Le mouvement social, clé de la reconquête d’une majorité

Comme le rappelle le philosophe Etienne Balibar, la clé de la reconquête d’une majorité, c’est le mouvement social. Or, celui-ci ne procède pas des partis. On a vu ainsi l’insuccès des marches pour le pouvoir d’achat initiées par La France insoumise (LFI), suivi par contraste du déferlement des gilets jaunes.

On a vu ensuite le conflit des retraites sous l’égide de l’intersyndicale, bien mal secondée par ces députés LFI qui entendaient dicter leur calendrier. On l’a vu aussi avec L’Affaire du siècle, seule mobilisation écologiste réellement de masse de ces dernières années, née à l’écart des Verts.

La volonté, en politique, ça existe. Et quelquefois, elle peut renverser les montagnes

Il revient donc aux dirigeants du Nouveau Front populaire de trouver la voie pour élargir leur champ politique tout en renouant avec le champ social. Cette double mue est évidemment délicate et nombreux sont ceux qui prédisent son échec, et espèrent constituer un « bloc central républicain », un machin dont on ne comprend pas bien à quoi il peut servir, sauf à conserver les postes ministériels dans les mêmes mains qu’aujourd’hui.
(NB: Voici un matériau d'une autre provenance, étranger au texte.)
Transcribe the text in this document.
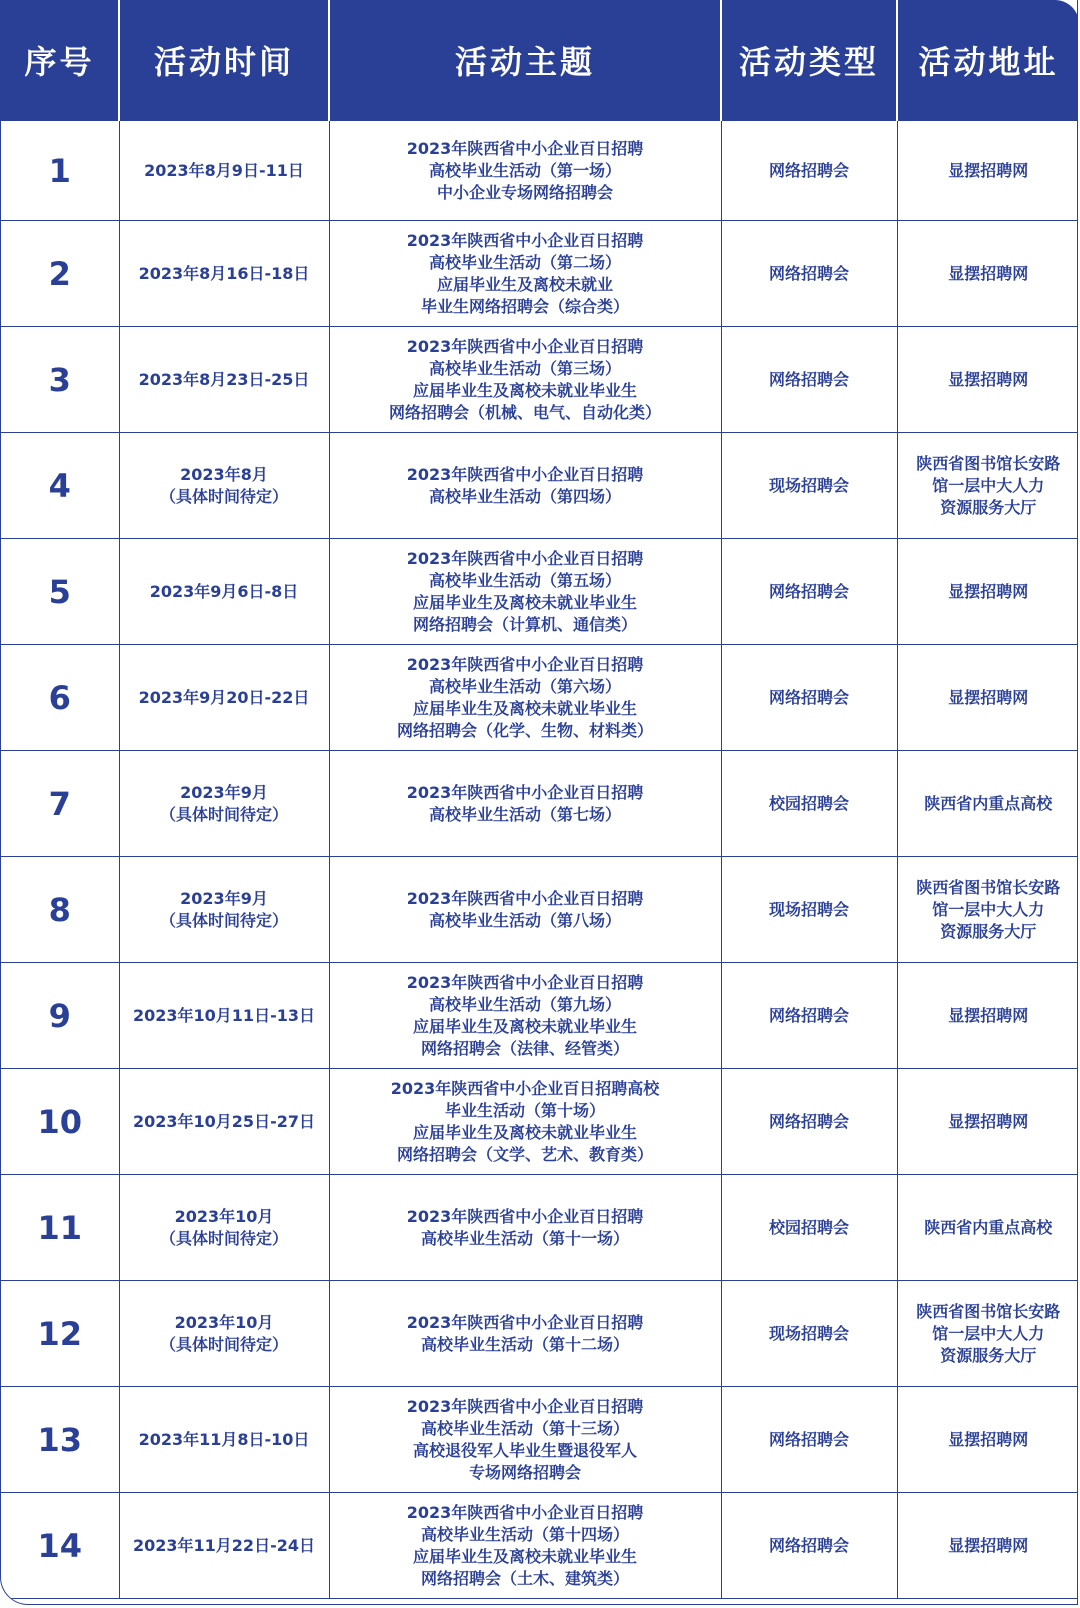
序号	活动时间	活动主题	活动类型	活动地址
1	2023年8月9日-11日	2023年陕西省中小企业百日招聘
高校毕业生活动（第一场）
中小企业专场网络招聘会	网络招聘会	显摆招聘网

2	2023年8月16日-18日	2023年陕西省中小企业百日招聘
高校毕业生活动（第二场）
应届毕业生及离校未就业
毕业生网络招聘会（综合类）	网络招聘会	显摆招聘网

3	2023年8月23日-25日	2023年陕西省中小企业百日招聘
高校毕业生活动（第三场）
应届毕业生及离校未就业毕业生
网络招聘会（机械、电气、自动化类）	网络招聘会	显摆招聘网

4	2023年8月
（具体时间待定）	2023年陕西省中小企业百日招聘
高校毕业生活动（第四场）	现场招聘会	陕西省图书馆长安路
馆一层中大人力
资源服务大厅

5	2023年9月6日-8日	2023年陕西省中小企业百日招聘
高校毕业生活动（第五场）
应届毕业生及离校未就业毕业生
网络招聘会（计算机、通信类）	网络招聘会	显摆招聘网

6	2023年9月20日-22日	2023年陕西省中小企业百日招聘
高校毕业生活动（第六场）
应届毕业生及离校未就业毕业生
网络招聘会（化学、生物、材料类）	网络招聘会	显摆招聘网

7	2023年9月
（具体时间待定）	2023年陕西省中小企业百日招聘
高校毕业生活动（第七场）	校园招聘会	陕西省内重点高校

8	2023年9月
（具体时间待定）	2023年陕西省中小企业百日招聘
高校毕业生活动（第八场）	现场招聘会	陕西省图书馆长安路
馆一层中大人力
资源服务大厅

9	2023年10月11日-13日	2023年陕西省中小企业百日招聘
高校毕业生活动（第九场）
应届毕业生及离校未就业毕业生
网络招聘会（法律、经管类）	网络招聘会	显摆招聘网

10	2023年10月25日-27日	2023年陕西省中小企业百日招聘高校
毕业生活动（第十场）
应届毕业生及离校未就业毕业生
网络招聘会（文学、艺术、教育类）	网络招聘会	显摆招聘网

11	2023年10月
（具体时间待定）	2023年陕西省中小企业百日招聘
高校毕业生活动（第十一场）	校园招聘会	陕西省内重点高校

12	2023年10月
（具体时间待定）	2023年陕西省中小企业百日招聘
高校毕业生活动（第十二场）	现场招聘会	陕西省图书馆长安路
馆一层中大人力
资源服务大厅

13	2023年11月8日-10日	2023年陕西省中小企业百日招聘
高校毕业生活动（第十三场）
高校退役军人毕业生暨退役军人
专场网络招聘会	网络招聘会	显摆招聘网

14	2023年11月22日-24日	2023年陕西省中小企业百日招聘
高校毕业生活动（第十四场）
应届毕业生及离校未就业毕业生
网络招聘会（土木、建筑类）	网络招聘会	显摆招聘网
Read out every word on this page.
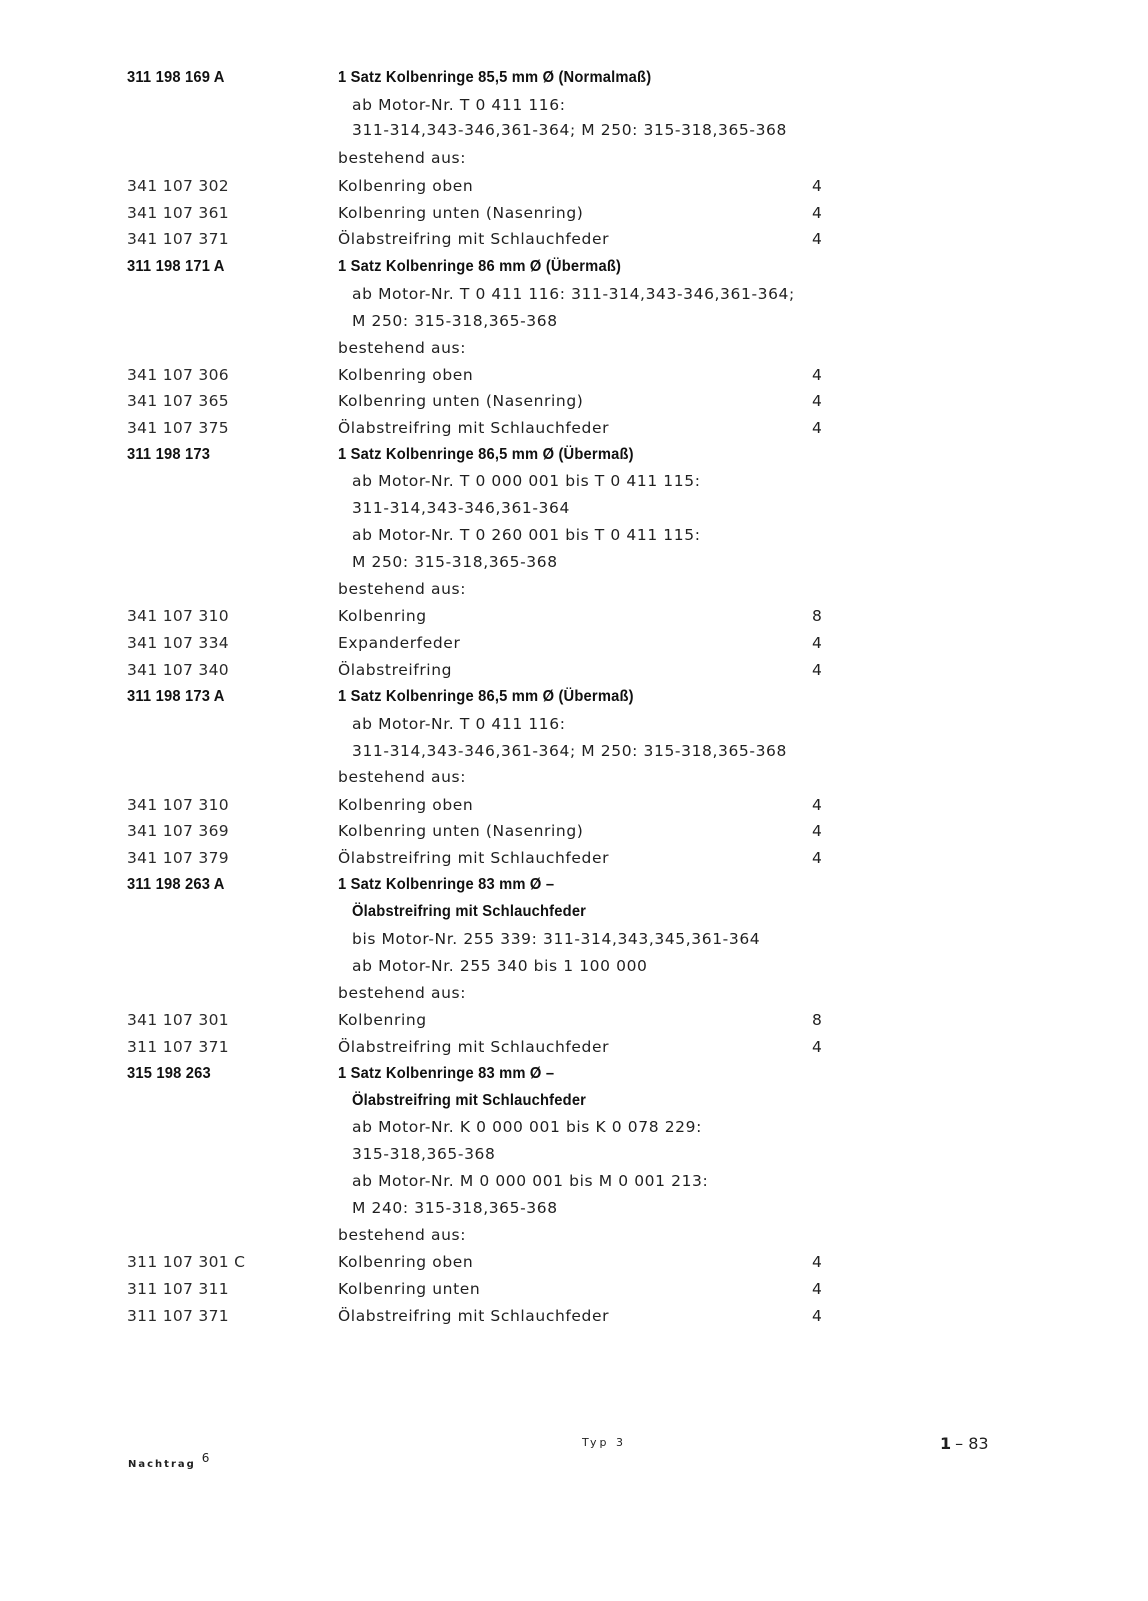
311 198 169 A	1 Satz Kolbenringe 85,5 mm Ø (Normalmaß)
ab Motor-Nr. T 0 411 116:
311-314,343-346,361-364; M 250: 315-318,365-368
bestehend aus:
341 107 302	Kolbenring oben	4
341 107 361	Kolbenring unten (Nasenring)	4
341 107 371	Ölabstreifring mit Schlauchfeder	4
311 198 171 A	1 Satz Kolbenringe 86 mm Ø (Übermaß)
ab Motor-Nr. T 0 411 116: 311-314,343-346,361-364;
M 250: 315-318,365-368
bestehend aus:
341 107 306	Kolbenring oben	4
341 107 365	Kolbenring unten (Nasenring)	4
341 107 375	Ölabstreifring mit Schlauchfeder	4
311 198 173	1 Satz Kolbenringe 86,5 mm Ø (Übermaß)
ab Motor-Nr. T 0 000 001 bis T 0 411 115:
311-314,343-346,361-364
ab Motor-Nr. T 0 260 001 bis T 0 411 115:
M 250: 315-318,365-368
bestehend aus:
341 107 310	Kolbenring	8
341 107 334	Expanderfeder	4
341 107 340	Ölabstreifring	4
311 198 173 A	1 Satz Kolbenringe 86,5 mm Ø (Übermaß)
ab Motor-Nr. T 0 411 116:
311-314,343-346,361-364; M 250: 315-318,365-368
bestehend aus:
341 107 310	Kolbenring oben	4
341 107 369	Kolbenring unten (Nasenring)	4
341 107 379	Ölabstreifring mit Schlauchfeder	4
311 198 263 A	1 Satz Kolbenringe 83 mm Ø –
Ölabstreifring mit Schlauchfeder
bis Motor-Nr. 255 339: 311-314,343,345,361-364
ab Motor-Nr. 255 340 bis 1 100 000
bestehend aus:
341 107 301	Kolbenring	8
311 107 371	Ölabstreifring mit Schlauchfeder	4
315 198 263	1 Satz Kolbenringe 83 mm Ø –
Ölabstreifring mit Schlauchfeder
ab Motor-Nr. K 0 000 001 bis K 0 078 229:
315-318,365-368
ab Motor-Nr. M 0 000 001 bis M 0 001 213:
M 240: 315-318,365-368
bestehend aus:
311 107 301 C	Kolbenring oben	4
311 107 311	Kolbenring unten	4
311 107 371	Ölabstreifring mit Schlauchfeder	4
Nachtrag 6
Typ 3	1 – 83
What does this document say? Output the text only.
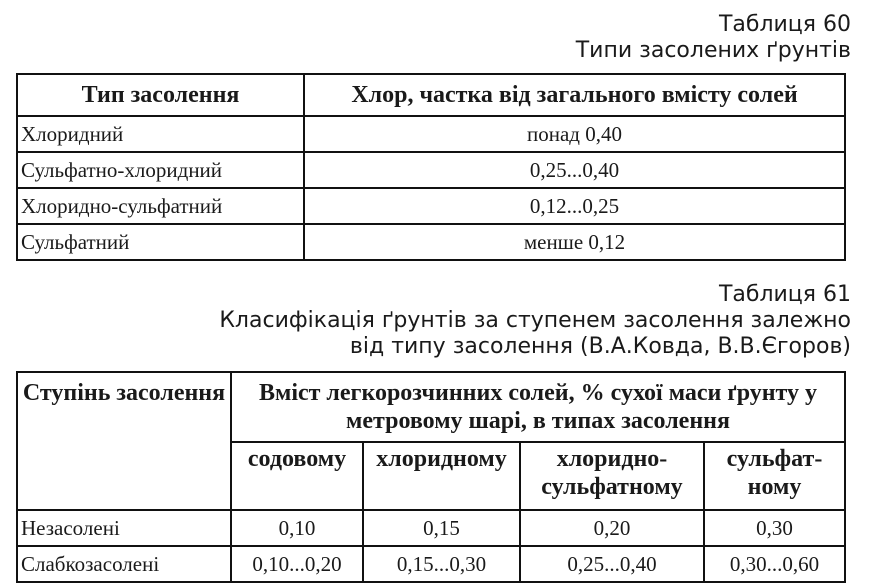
Таблиця 60
Типи засолених ґрунтів
Тип засолення	Хлор, частка від загального вмісту солей
Хлоридний	понад 0,40
Сульфатно-хлоридний	0,25...0,40
Хлоридно-сульфатний	0,12...0,25
Сульфатний	менше 0,12
Таблиця 61
Класифікація ґрунтів за ступенем засолення залежно
від типу засолення (В.А.Ковда, В.В.Єгоров)
Ступінь засолення	Вміст легкорозчинних солей, % сухої маси ґрунту у метровому шарі, в типах засолення			
	содовому	хлоридному	хлоридно-сульфатному	сульфат-ному
Незасолені	0,10	0,15	0,20	0,30
Слабкозасолені	0,10...0,20	0,15...0,30	0,25...0,40	0,30...0,60
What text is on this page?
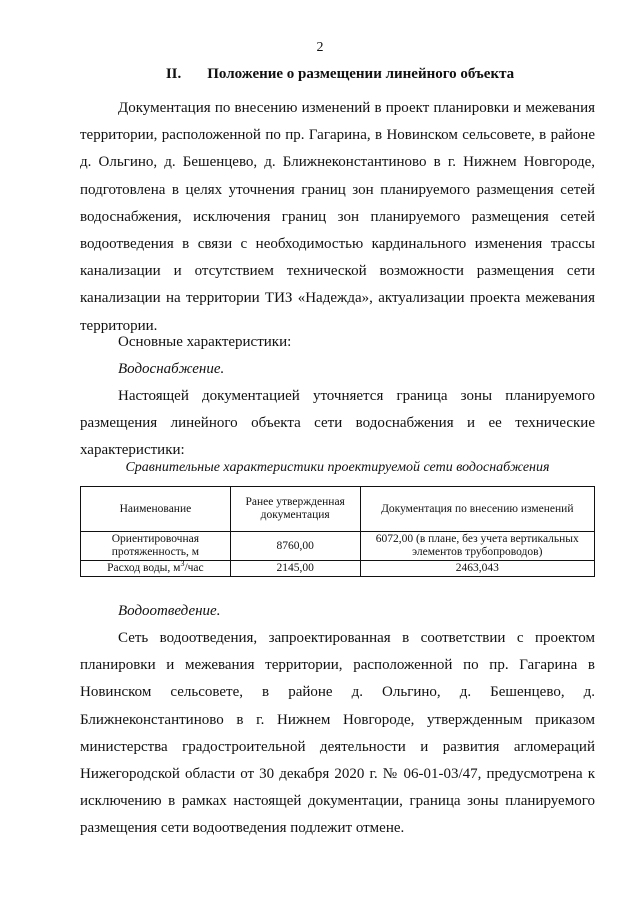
2
II. Положение о размещении линейного объекта

Документация по внесению изменений в проект планировки и межевания территории, расположенной по пр. Гагарина, в Новинском сельсовете, в районе д. Ольгино, д. Бешенцево, д. Ближнеконстантиново в г. Нижнем Новгороде, подготовлена в целях уточнения границ зон планируемого размещения сетей водоснабжения, исключения границ зон планируемого размещения сетей водоотведения в связи с необходимостью кардинального изменения трассы канализации и отсутствием технической возможности размещения сети канализации на территории ТИЗ «Надежда», актуализации проекта межевания территории.

Основные характеристики:

Водоснабжение.

Настоящей документацией уточняется граница зоны планируемого размещения линейного объекта сети водоснабжения и ее технические характеристики:

Сравнительные характеристики проектируемой сети водоснабжения
Наименование	Ранее утвержденная документация	Документация по внесению изменений
Ориентировочная протяженность, м	8760,00	6072,00 (в плане, без учета вертикальных элементов трубопроводов)
Расход воды, $м^3$/час	2145,00	2463,043

Водоотведение.

Сеть водоотведения, запроектированная в соответствии с проектом планировки и межевания территории, расположенной по пр. Гагарина в Новинском сельсовете, в районе д. Ольгино, д. Бешенцево, д. Ближнеконстантиново в г. Нижнем Новгороде, утвержденным приказом министерства градостроительной деятельности и развития агломераций Нижегородской области от 30 декабря 2020 г. № 06-01-03/47, предусмотрена к исключению в рамках настоящей документации, граница зоны планируемого размещения сети водоотведения подлежит отмене.
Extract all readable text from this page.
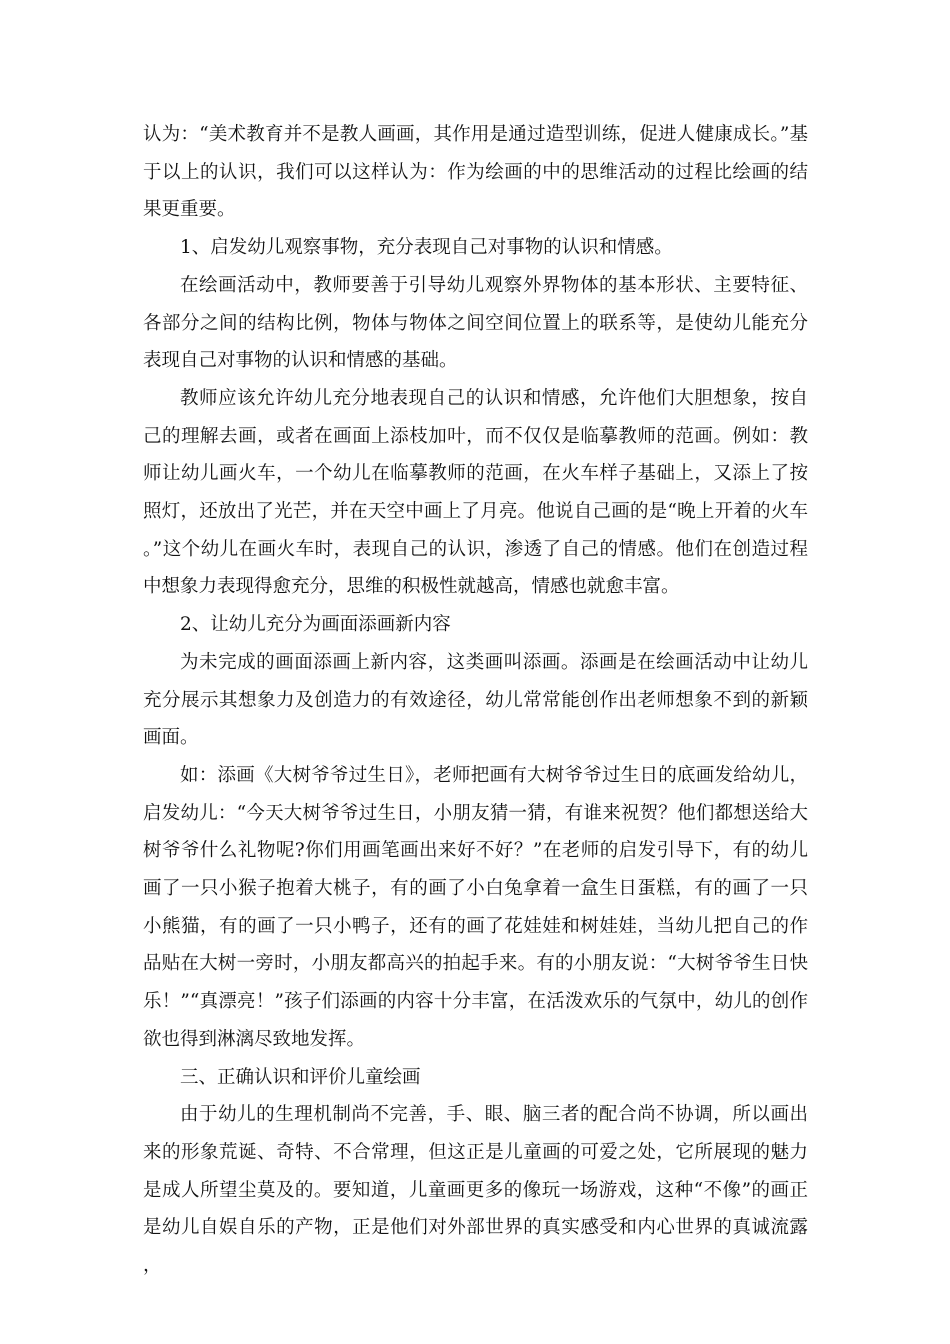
认为：“美术教育并不是教人画画，其作用是通过造型训练，促进人健康成长。”基于以上的认识，我们可以这样认为：作为绘画的中的思维活动的过程比绘画的结果更重要。

1、启发幼儿观察事物，充分表现自己对事物的认识和情感。

在绘画活动中，教师要善于引导幼儿观察外界物体的基本形状、主要特征、各部分之间的结构比例，物体与物体之间空间位置上的联系等，是使幼儿能充分表现自己对事物的认识和情感的基础。

教师应该允许幼儿充分地表现自己的认识和情感，允许他们大胆想象，按自己的理解去画，或者在画面上添枝加叶，而不仅仅是临摹教师的范画。例如：教师让幼儿画火车，一个幼儿在临摹教师的范画，在火车样子基础上，又添上了按照灯，还放出了光芒，并在天空中画上了月亮。他说自己画的是“晚上开着的火车。”这个幼儿在画火车时，表现自己的认识，渗透了自己的情感。他们在创造过程中想象力表现得愈充分，思维的积极性就越高，情感也就愈丰富。

2、让幼儿充分为画面添画新内容

为未完成的画面添画上新内容，这类画叫添画。添画是在绘画活动中让幼儿充分展示其想象力及创造力的有效途径，幼儿常常能创作出老师想象不到的新颖画面。

如：添画《大树爷爷过生日》，老师把画有大树爷爷过生日的底画发给幼儿，启发幼儿：“今天大树爷爷过生日，小朋友猜一猜，有谁来祝贺？他们都想送给大树爷爷什么礼物呢?你们用画笔画出来好不好？”在老师的启发引导下，有的幼儿画了一只小猴子抱着大桃子，有的画了小白兔拿着一盒生日蛋糕，有的画了一只小熊猫，有的画了一只小鸭子，还有的画了花娃娃和树娃娃，当幼儿把自己的作品贴在大树一旁时，小朋友都高兴的拍起手来。有的小朋友说：“大树爷爷生日快乐！”“真漂亮！”孩子们添画的内容十分丰富，在活泼欢乐的气氛中，幼儿的创作欲也得到淋漓尽致地发挥。

三、正确认识和评价儿童绘画

由于幼儿的生理机制尚不完善，手、眼、脑三者的配合尚不协调，所以画出来的形象荒诞、奇特、不合常理，但这正是儿童画的可爱之处，它所展现的魅力是成人所望尘莫及的。要知道，儿童画更多的像玩一场游戏，这种“不像”的画正是幼儿自娱自乐的产物，正是他们对外部世界的真实感受和内心世界的真诚流露，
Parmi eux se trouvent tous les vaincus d’hier, de François Bayrou à Edouard Philippe en passant par Gabriel Attal et Yaël Braun-Pivet. On y ajoutera bon nombre de consœurs et confrères pour qui la vie politique se réduit au rond central du terrain de football.

A tous ceux-ci, Marine Tondelier rétorque : « Jusqu’à présent, on nous a dit que cela ne marcherait pas, et pourtant ça marche… » La volonté, en politique, ça existe. Et quelquefois, elle peut renverser les montagnes.